Known as AirClub, the alliance brings together eight of Europe’s leading corporate jet charter operators: ACM Air Charter, Air Alsie, Air Hamburg, Corporatejets, Flyinggroup, GlobeAir, Masterjet and PrivatAir. Between them they operate 106 aircraft, covering a wide spectrum of range and payload capabilities, from the Beechcraft King Air to the VVIP Boeing 757. Various Cessna Citation and Dassault Falcon models are the predominant types.
“We will combine the strength, purchasing power and expertise of some of Europe’s leading players within the industry to provide clients with premium service, top aircraft availability and flexibility, as well as the highest possible standard of safety and comfort,” said PrivatAir’s Christian Hatje, who is chairman of AirClub.
For the eight charter operators, who will retain their independence, the alliance will allow them to upgrade their customer service and widen the type of service they can offer. From a purchasing point of view, the alliance membership gives them greater strength, particularly in the areas of fuel provision, insurance and spares. “If you’re not part of an alliance you’re going to face challenges in the future,” Hatje warned.
Having now established the alliance, which was founded in Geneva on October 30, the priority is to get an online booking service up and running. AirClub members expect that to happen early next year. Through the booking website, air charter customers will be able to easily specify their requirements and receive instant availability information from across the alliance’s joint fleets. The website will match customer requirements to various aircraft types, and provide rapid pricing. With the website live, AirClub will look at the next step of an alliance-wide jet card, although jet cards from any of the eight members can now be used across the alliance.

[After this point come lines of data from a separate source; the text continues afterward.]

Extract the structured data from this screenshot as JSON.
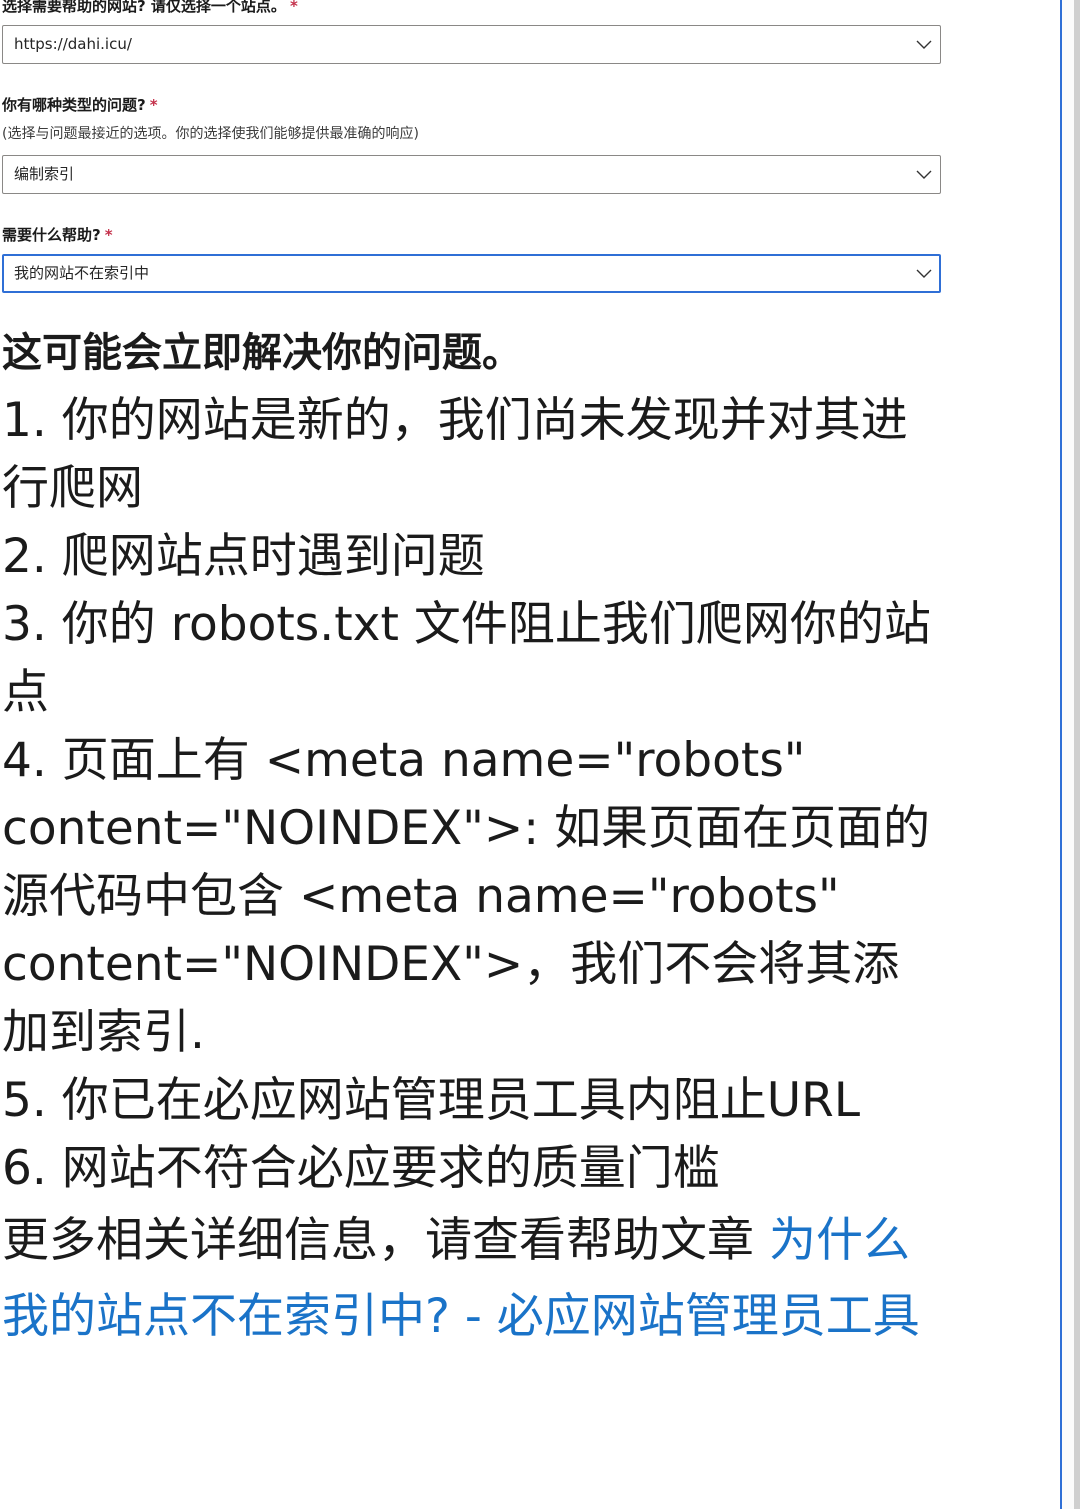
{
  "form": {
    "site": {
      "label": "选择需要帮助的网站? 请仅选择一个站点。",
      "required_mark": "*",
      "value": "https://dahi.icu/"
    },
    "issue_type": {
      "label": "你有哪种类型的问题?",
      "required_mark": "*",
      "hint": "(选择与问题最接近的选项。你的选择使我们能够提供最准确的响应)",
      "value": "编制索引"
    },
    "help": {
      "label": "需要什么帮助?",
      "required_mark": "*",
      "value": "我的网站不在索引中"
    }
  },
  "solution": {
    "heading": "这可能会立即解决你的问题。",
    "items": [
      "1. 你的网站是新的，我们尚未发现并对其进行爬网",
      "2. 爬网站点时遇到问题",
      "3. 你的 robots.txt 文件阻止我们爬网你的站点",
      "4. 页面上有 <meta name=\"robots\" content=\"NOINDEX\">: 如果页面在页面的源代码中包含 <meta name=\"robots\" content=\"NOINDEX\">，我们不会将其添加到索引.",
      "5. 你已在必应网站管理员工具内阻止URL",
      "6. 网站不符合必应要求的质量门槛"
    ],
    "more_prefix": "更多相关详细信息，请查看帮助文章 ",
    "more_link": "为什么我的站点不在索引中? - 必应网站管理员工具"
  },
  "colors": {
    "accent": "#2f6fd6",
    "link": "#1a73c8",
    "required": "#c4314b"
  },
  "icons": {
    "dropdown": "chevron-down-icon"
  }
}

Launching a corporate jet alliance could be the start of an industry-changing trend. AirClub intends to increase in size, both at home in Europe and farther afield. “Our target is NetJets,” said Philip Queffelec from Masterjet. “We feel it is too expensive for the customer, so we will compete with them with a new model.”
Expansion beyond Europe could see the alliance extend into Turkey, the Middle East and beyond, although Hatje noted that the AirClub would proceed in a step-by-step fashion. However, he added, “We’re aiming for at least 500 aircraft worldwide.”